Beau chantier ou plutôt beaux chantiers.

La Route One, est l’un de ces chantiers de titans pensé et réalisé dans les années 30. Mais ce n’est pas le seul chantier mentionné par Michel Moutot…il évoque dans la première partie du livre le chantier de construction du barrage de Boulder sur le Colorado, chantier également au superlatif, que Wilbur Tremblay devra quitter, sans ménagement avant de travailler sur le chantier de la Route One….mais je ne vais pas tout vous raconter…..

Travailler et se tuer au travail….tout ce qu’on attend des hommes recrutés!

Laissez l’auteur vous emporter, vous prendre par la main, vous indigner et vous émouvoir.

N’oubliez-pas qu’il est journaliste et qu’il ne ne manquera pas une occasion pour rappeler aux lecteurs, toutes les actualités de ces années, la prohibition, la ruée vers l’or au moindre bruit, les cracks bancaires, la pauvreté de certains chassés de chez-eux par les faillites des banques et l’opulence de bien d’autres, les crimes.

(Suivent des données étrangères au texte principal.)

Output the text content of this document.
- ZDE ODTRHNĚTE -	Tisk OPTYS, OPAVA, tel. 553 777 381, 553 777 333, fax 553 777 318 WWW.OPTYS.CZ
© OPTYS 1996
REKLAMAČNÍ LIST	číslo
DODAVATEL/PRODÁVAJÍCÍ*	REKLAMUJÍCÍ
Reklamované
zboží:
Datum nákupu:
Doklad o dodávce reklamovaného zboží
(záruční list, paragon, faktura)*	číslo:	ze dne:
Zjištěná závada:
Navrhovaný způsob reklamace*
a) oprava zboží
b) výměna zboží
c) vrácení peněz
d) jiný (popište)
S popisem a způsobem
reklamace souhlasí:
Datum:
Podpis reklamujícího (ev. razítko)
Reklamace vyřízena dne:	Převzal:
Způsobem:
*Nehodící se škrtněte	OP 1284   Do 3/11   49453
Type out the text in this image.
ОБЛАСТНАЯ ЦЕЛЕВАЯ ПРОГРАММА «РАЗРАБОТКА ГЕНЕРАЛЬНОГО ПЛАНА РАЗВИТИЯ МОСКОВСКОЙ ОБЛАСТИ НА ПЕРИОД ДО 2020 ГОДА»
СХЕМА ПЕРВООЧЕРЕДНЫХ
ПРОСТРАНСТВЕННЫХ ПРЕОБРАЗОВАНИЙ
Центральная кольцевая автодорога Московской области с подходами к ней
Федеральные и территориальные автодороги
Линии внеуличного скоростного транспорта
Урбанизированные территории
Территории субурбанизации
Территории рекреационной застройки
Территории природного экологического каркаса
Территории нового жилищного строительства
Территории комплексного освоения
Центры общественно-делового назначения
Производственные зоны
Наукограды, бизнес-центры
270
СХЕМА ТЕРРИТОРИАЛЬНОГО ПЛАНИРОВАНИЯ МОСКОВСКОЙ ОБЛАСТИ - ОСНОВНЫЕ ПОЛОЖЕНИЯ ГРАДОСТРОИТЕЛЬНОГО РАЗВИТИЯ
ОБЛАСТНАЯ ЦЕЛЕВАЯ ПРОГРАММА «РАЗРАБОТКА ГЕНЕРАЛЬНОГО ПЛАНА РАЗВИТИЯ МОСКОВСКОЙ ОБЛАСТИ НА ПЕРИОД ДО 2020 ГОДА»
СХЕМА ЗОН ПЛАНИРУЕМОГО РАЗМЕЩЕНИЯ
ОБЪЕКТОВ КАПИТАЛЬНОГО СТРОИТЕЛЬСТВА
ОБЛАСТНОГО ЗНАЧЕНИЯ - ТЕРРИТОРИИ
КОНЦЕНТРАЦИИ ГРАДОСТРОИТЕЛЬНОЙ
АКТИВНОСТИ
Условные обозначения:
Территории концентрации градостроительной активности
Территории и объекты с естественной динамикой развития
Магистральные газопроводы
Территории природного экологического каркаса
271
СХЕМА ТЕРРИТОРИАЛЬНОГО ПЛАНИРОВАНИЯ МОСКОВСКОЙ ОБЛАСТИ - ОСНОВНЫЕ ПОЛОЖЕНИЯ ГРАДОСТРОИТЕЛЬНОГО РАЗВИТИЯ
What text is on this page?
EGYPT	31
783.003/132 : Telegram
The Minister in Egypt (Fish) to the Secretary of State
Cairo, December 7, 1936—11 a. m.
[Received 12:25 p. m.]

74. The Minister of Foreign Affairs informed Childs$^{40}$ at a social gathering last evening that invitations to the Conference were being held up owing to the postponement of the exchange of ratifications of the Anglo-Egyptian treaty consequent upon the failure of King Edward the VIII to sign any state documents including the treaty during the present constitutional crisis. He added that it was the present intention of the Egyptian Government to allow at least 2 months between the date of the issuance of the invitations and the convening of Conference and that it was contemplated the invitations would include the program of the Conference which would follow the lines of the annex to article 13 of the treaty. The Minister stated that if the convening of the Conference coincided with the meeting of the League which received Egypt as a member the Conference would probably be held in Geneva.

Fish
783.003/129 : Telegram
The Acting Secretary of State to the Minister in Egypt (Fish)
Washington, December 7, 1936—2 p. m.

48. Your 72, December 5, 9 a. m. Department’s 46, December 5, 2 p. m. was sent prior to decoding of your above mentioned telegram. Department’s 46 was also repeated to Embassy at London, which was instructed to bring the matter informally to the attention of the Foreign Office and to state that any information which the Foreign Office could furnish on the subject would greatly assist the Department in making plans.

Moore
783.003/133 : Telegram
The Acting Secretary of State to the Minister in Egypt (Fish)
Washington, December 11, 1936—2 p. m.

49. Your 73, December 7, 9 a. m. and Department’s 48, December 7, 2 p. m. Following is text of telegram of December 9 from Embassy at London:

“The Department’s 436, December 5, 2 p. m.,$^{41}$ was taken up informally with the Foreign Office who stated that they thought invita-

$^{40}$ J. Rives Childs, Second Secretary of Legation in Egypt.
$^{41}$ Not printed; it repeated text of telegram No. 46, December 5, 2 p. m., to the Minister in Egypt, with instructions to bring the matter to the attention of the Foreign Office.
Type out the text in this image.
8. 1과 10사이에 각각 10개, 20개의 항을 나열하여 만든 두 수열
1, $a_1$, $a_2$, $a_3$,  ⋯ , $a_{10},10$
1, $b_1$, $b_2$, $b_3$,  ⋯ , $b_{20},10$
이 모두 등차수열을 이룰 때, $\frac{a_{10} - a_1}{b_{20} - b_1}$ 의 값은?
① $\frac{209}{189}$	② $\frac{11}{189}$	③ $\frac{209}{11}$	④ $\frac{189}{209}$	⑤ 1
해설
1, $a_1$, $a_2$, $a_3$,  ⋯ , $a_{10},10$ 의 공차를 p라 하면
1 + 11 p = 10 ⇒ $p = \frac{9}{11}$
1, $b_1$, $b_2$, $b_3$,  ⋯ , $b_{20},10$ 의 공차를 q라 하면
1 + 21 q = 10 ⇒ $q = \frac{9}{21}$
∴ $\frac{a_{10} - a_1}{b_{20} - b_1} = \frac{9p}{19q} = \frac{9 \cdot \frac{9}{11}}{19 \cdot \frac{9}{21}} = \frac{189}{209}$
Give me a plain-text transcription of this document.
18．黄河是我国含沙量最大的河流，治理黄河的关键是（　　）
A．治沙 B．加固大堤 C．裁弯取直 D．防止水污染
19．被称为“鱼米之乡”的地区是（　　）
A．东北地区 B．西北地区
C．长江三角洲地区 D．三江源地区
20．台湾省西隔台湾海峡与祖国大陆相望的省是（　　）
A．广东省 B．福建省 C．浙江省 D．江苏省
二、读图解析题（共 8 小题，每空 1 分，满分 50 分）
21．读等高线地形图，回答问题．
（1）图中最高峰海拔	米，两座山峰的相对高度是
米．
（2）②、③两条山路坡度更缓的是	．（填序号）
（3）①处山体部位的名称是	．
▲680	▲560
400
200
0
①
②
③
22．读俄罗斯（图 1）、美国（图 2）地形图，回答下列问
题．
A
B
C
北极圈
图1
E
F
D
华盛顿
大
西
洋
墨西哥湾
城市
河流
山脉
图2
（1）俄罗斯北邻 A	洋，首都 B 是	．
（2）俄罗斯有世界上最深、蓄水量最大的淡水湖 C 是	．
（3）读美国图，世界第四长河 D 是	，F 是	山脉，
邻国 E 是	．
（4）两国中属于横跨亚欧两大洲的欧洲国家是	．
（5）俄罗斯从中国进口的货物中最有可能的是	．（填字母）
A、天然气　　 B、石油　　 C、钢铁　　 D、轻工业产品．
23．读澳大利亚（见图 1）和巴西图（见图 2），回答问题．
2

Mais que serait cette Amérique sans la Maffia et ses trafics, sans l’ingéniosité de ses hommes, sans le vice de bien d’autres, sans la violence, sans l’inventivité américaine, sans ses mormons, sans le beau et la puissance d’un côté et les turpitudes de l’autre.

C’est le troisième livre de Michel Moutot que je lis, et que j’ai eu le plaisir de croiser un jour…. Chacun de ses textes m’a apporté toujours beaucoup de plaisir.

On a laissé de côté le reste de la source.